Cyber Insecurity

Target’s board of directors is finally breathing a little easier. In July, a U.S. district court judge dismissed a shareholder derivative lawsuit filed in connection with the company’s 2013 data breach. 

This is just one of a number of suits filed against the directors and officers following revelations of the breach, most alleging the board had ultimately failed in its fiduciary duties of care and loyalty.

The legal morass seems to be over, but the costs and ancillary effects of Target’s large cyber-security events have continued. Following the July ruling, the plaintiffs still retain the right to seek attorneys fees and expenses. Countless examples like this signal the impact cyber-security issues and their associated costs will continue to have on corporate boards and officers.

Directors often rely on directors and officers insurance to offset costs when a lawsuit is filed against them. And Target’s experience, as well as others, have taught us that data breaches can, in fact, lead to claims against corporate directors and officers. Even if those claims do not succeed, the associated legal costs can have a staggering impact on the business. According to Ponemon Institute’s 2015 Cost of Data Breach Study, legal costs accounted for 20% of all data breach expenses, up from just 9% in 2009.

But the real challenge of D&O policies as they pertain to cyber-security events is there’s still very little data that demonstrate the actual risks boards directly face, making it hard for insurers to confidently write policies and adding an element of uncertainty for insureds over their protection.

Currently, most D&O policies don’t even mention cyber as a part of coverage. Large, public companies most often file claims submitted under their D&O polices when a third party alleges “wrongful acts” of directors and officers. And while cyber-specific exclusions aren’t common, data already show this norm might be changing. A recent Fitch Ratings Agency report warned that cyber-related risks put insurers at increased exposure. Recognizing the increase in cyber incidents and the potential for cyber D&O related actions, Fitch’s comments seem to indicate future D&O policies may see an increased trend in cyber exclusions.

And, there’s still no guarantee of coverage given some of the typical exclusions that already exist in policies, such as those involving regulatory investigations, prior or pending litigation, or bodily injury. In many cases, such exclusions may still apply and limit coverage in the event of a data-breach related claim.

As the legal system catches up with technology and D&O policy language continues to signal directors’ increased accountability for exercising appropriate governance and oversight on cyber-security risks, there is a greater need for board education about the real risks of cyber incidents in order to make informed and actionable decisions. As Scott Sinder, The Council’s chief legal officer, wrote in the July/August issue of Leader’s Edge, “At a very basic level, the board’s ultimate success or failure can be judged by whether it asks the right questions.” Adding to that notion is another critical piece in the board’s role—the ability to interpret and provide guidance based on the answers.

However, there’s still a wide gulf between expectation and reality. Another recent Ponemon study on the management of risk through training and culture found only 45% of companies make cyber-security training mandatory for all employees. Even more concerning: of those companies, almost 30% made exceptions for C-suite and C-level executives. If the first step is to institute a culture of security across the entire enterprise and maintain effective communication between boards, management and security leaders, training should be mandatory for directors and officers. This provision would set an example that security is taken seriously across the enterprise, and it would educate those who often have access to some of the company’s most sensitive information.
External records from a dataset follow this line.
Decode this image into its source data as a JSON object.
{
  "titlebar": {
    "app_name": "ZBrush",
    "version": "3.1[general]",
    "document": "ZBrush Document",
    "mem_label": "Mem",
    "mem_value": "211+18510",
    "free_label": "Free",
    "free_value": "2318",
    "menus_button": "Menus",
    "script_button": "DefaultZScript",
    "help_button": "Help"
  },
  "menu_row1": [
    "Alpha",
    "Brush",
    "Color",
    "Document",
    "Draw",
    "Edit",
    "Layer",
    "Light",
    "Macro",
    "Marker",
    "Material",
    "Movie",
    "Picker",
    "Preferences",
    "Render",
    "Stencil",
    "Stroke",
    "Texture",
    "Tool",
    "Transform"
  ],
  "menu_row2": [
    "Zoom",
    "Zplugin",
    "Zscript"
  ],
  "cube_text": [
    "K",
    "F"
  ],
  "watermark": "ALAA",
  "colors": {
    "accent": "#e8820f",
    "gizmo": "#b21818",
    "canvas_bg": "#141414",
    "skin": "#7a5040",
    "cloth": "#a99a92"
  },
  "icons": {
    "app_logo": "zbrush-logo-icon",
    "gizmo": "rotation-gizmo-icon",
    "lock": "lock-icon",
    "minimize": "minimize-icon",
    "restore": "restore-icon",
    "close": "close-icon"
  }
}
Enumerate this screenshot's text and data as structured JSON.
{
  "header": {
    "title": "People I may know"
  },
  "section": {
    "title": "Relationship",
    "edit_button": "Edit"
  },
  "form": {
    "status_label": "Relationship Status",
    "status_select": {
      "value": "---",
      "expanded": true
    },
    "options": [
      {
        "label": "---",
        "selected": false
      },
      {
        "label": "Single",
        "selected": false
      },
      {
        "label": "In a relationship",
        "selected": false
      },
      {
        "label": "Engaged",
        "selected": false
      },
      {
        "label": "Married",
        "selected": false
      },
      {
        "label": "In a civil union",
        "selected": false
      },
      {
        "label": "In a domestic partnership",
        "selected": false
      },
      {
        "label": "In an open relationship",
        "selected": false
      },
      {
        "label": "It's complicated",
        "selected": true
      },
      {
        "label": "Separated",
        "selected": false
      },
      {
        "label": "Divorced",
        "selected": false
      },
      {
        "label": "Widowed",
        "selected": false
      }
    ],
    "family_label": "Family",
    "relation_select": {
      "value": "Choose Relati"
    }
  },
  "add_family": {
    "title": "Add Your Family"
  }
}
One of the ways we address these issues at CyberVista is by working with boards and executives to help them build a baseline literacy in cyber-security issues. Cyber literacy allows them to effectively evaluate all their other enterprise risks with cyber security in mind. In this way, they can understand and evaluate the updates they receive from their management teams. Boards with cyber literacy are capable of making more accurate assessments of the company’s risks as well as the board’s real risk of shareholder and derivative suits relative to those risks.
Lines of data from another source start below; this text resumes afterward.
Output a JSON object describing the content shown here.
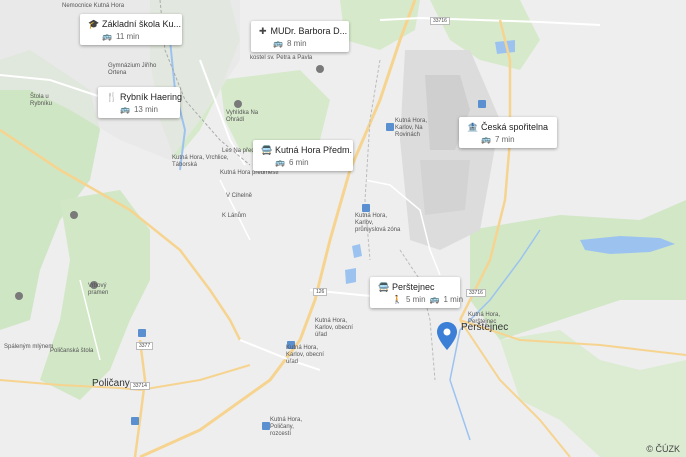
{
  "cards": [
    {
      "id": "card-skola",
      "icon": "school-icon",
      "title": "Základní škola Ku...",
      "time": "11 min"
    },
    {
      "id": "card-mudr",
      "icon": "medical-icon",
      "title": "MUDr. Barbora D...",
      "time": "8 min"
    },
    {
      "id": "card-rybnik",
      "icon": "restaurant-icon",
      "title": "Rybník Haering",
      "time": "13 min"
    },
    {
      "id": "card-kutna",
      "icon": "bus-stop-icon",
      "title": "Kutná Hora Předm.",
      "time": "6 min"
    },
    {
      "id": "card-sporitelna",
      "icon": "bank-icon",
      "title": "Česká spořitelna",
      "time": "7 min"
    },
    {
      "id": "card-perstejnec",
      "icon": "bus-stop-icon",
      "title": "Perštejnec",
      "walk_time": "5 min",
      "bus_time": "1 min"
    }
  ],
  "towns": {
    "perstejnec": "Perštejnec",
    "policany": "Poličany"
  },
  "road_badges": {
    "r33716a": "33716",
    "r126": "126",
    "r33716b": "33716",
    "r3377": "3377",
    "r33714": "33714"
  },
  "small_labels": {
    "nemocnice": "Nemocnice Kutná Hora",
    "kutna_vrchlice": "Kutná Hora, Vrchlice, Táborská",
    "kutna_karlov_prumysl": "Kutná Hora, Karlov, průmyslová zóna",
    "kutna_karlov_obec": "Kutná Hora, Karlov, obecní úřad",
    "kutna_policany": "Kutná Hora, Poličany, rozcestí",
    "kutna_predm": "Kutná Hora předměstí",
    "les_na_predm": "Les Na předm.",
    "vyhlidka": "Vyhlídka Na Ohrádí",
    "kostel": "kostel sv. Petra a Pavla",
    "gymnazium": "Gymnázium Jiřího Ortena",
    "k_lanum": "K Lánům",
    "perstejnec_stop": "Kutná Hora, Perštejnec",
    "v_cihelne": "V Cihelně",
    "na_rovinach": "Kutná Hora, Karlov, Na Rovinách",
    "spalenym_mlynem": "Spáleným mlýnem",
    "policanska_stola": "Poličanská štola",
    "vrbovy_pramen": "Vrbový pramen",
    "stula_u_rybniku": "Štola u Rybníku"
  },
  "attribution": "© ČÚZK"
}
Board members respond well to interactive and actionable tools that help them think critically through the various facets of certain cyber issues without getting lost in the technical weeds. For example, we help board members learn how to quickly define and identify technical assets or information that comprise their company’s “crown jewels.” That knowledge is important when considering just how valuable each of those assets is to the business and what risk-mitigation strategies are needed to protect them.
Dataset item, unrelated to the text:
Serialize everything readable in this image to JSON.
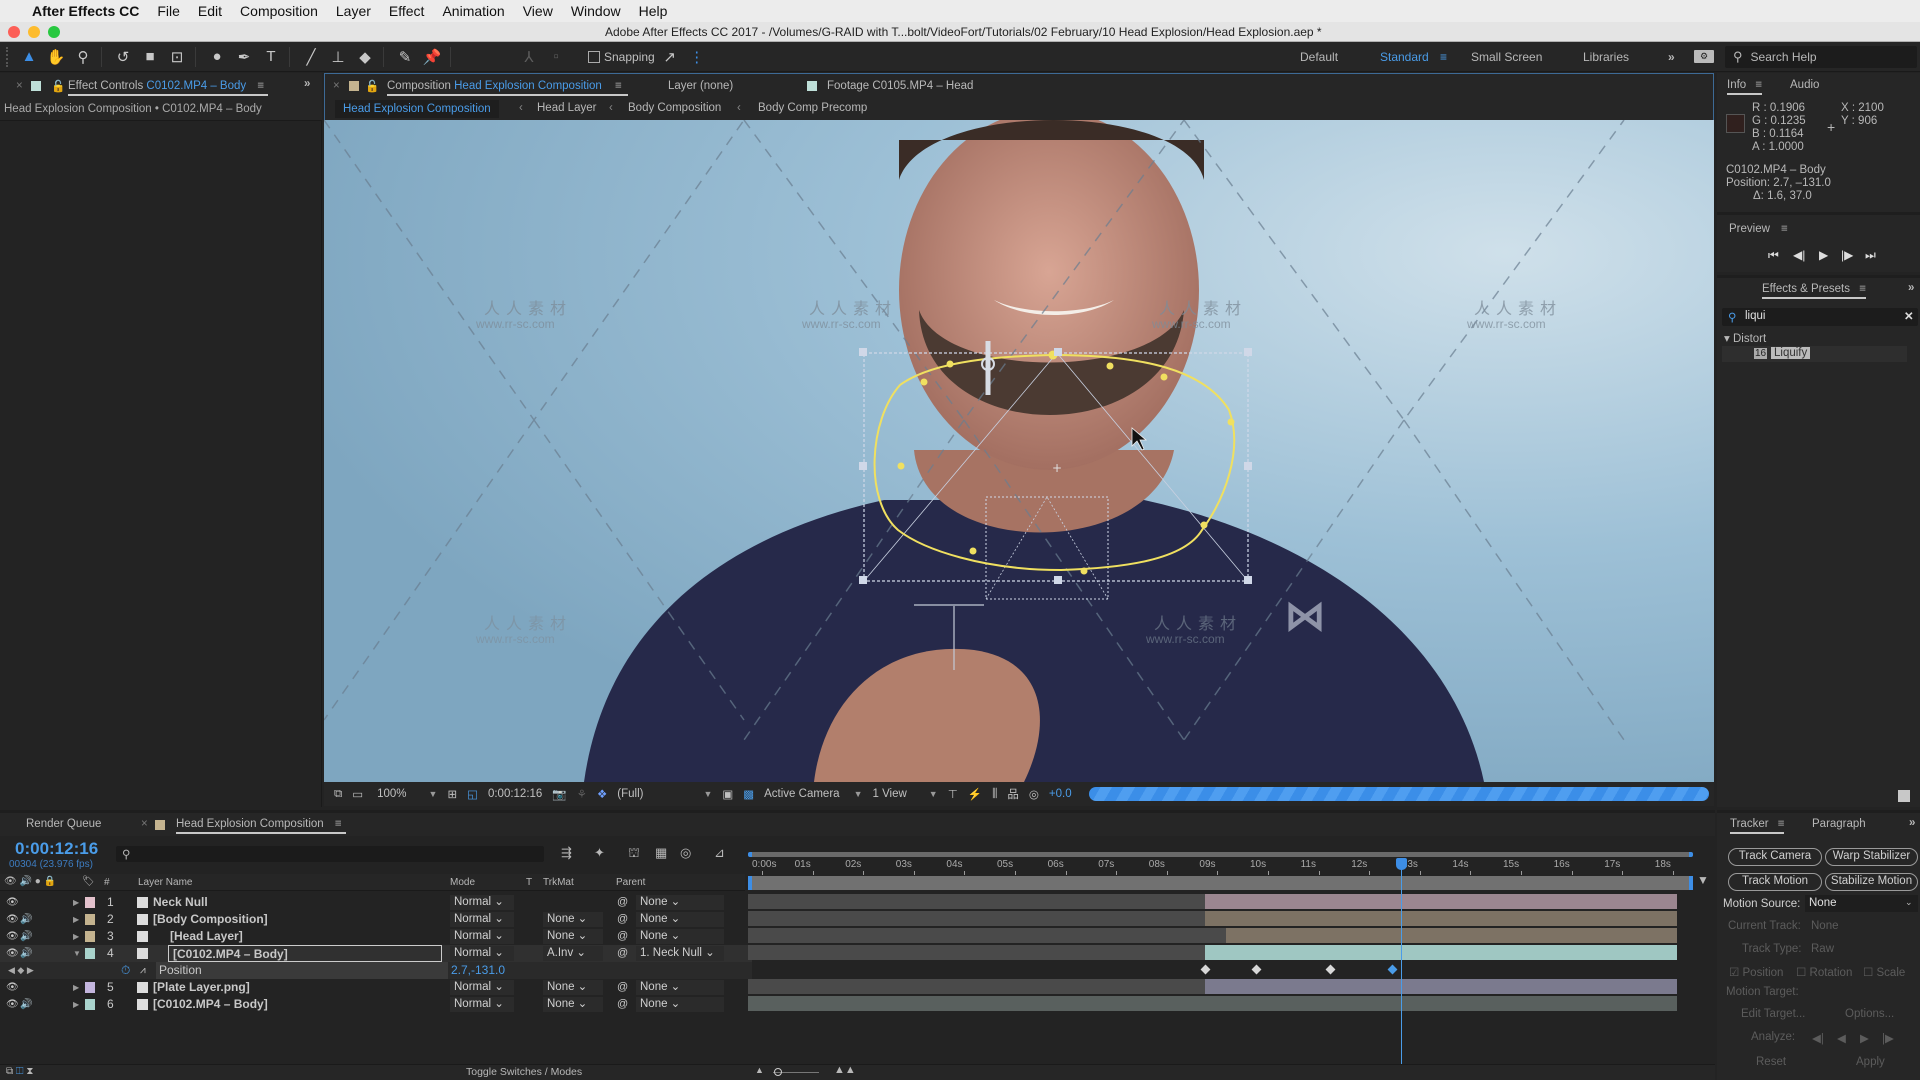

We also help boards address cyber governance issues, including asking pointed questions of their management teams to ensure cyber security is integrated across all aspects of corporate operation. With integration in place, boards can make informed business judgments on how to avoid, accept, transfer or mitigate risks.

Ultimately, boards that can demonstrate their cyber literacy and fold it into their cyber risk decisions can offer more assurances to their shareholders and insurers that they have met their fiduciary duties.

In turn, as insurers and D&O policy providers work to better understand the real risks directors and officers face in this realm, they can use cyber literacy as part of their evaluation of risk and preparedness.